AI: The Double-Edged Sword in Cybersecurity
AI is a double-edged sword in the world of cybersecurity. On one hand, attackers are leveraging AI to scale threats like phishing, impersonation, and exploit development, making these attacks more sophisticated and harder to detect. On the other hand, AI also offers powerful defensive capabilities, such as behavioral analytics, anomaly detection, and reducing alert fatigue for security teams.
The real challenge with AI, however, lies in governance. Without careful oversight, AI can quickly become a liability. Organizations must establish clear governance structures to control how AI models are trained, what data they’re exposed to, and how their decisions are validated. This level of oversight is essential to ensure AI remains a valuable asset rather than a potential risk.

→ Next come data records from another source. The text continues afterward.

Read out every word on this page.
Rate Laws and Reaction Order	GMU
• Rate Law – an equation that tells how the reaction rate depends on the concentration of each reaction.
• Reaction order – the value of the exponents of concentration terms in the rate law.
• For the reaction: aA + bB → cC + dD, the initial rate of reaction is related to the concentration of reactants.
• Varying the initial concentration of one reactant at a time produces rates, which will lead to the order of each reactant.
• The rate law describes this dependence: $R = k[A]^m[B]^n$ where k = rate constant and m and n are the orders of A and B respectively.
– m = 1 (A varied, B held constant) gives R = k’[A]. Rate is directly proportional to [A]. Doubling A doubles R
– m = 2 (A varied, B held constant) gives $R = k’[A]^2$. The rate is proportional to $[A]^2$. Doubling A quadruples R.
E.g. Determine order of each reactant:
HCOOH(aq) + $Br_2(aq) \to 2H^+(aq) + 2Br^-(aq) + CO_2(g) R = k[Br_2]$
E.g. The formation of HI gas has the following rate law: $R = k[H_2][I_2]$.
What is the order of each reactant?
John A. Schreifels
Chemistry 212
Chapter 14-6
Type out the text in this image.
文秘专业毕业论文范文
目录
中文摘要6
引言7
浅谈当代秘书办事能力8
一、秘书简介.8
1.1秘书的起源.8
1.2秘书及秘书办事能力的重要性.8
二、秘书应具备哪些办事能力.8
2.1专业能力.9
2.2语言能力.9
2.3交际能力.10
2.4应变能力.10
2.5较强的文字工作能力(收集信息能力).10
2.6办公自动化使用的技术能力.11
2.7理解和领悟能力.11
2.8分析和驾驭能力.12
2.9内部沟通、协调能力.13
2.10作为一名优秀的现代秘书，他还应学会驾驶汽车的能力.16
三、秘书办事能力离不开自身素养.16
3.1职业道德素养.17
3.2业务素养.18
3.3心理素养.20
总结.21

Building Cyber Resilience Through Leadership and Culture
For organizations to achieve true cyber resilience, leadership must take a proactive role. Cybersecurity should be framed as a business risk, not just a technical challenge. Pokupec stresses that executive-driven governance, robust incident response plans, and continuous investment in identity and access control are key priorities for building a resilient security posture. Additionally, fostering a strong security culture across the organization is crucial. Tools and technology alone are not enough to safeguard an organization’s digital assets—people, processes, and culture play an equally important role.
What to Expect at the Tech Show Frankfurt
Attendees at Pokupec’s session will leave with actionable insights that go beyond theory. The session will provide a clear roadmap for integrating executive governance with cloud security strategies, covering topics such as the Oracle breach and the core controls every organization should have in place. Most importantly, participants will learn how to align cloud security with business risk, ensuring that security efforts are strategic, comprehensive, and effective.
Cyber resilience is not just a technical issue—it’s a leadership challenge. By embracing this shift in mindset, organizations can build stronger defenses, enhance their security posture, and navigate the increasingly complex digital world with confidence.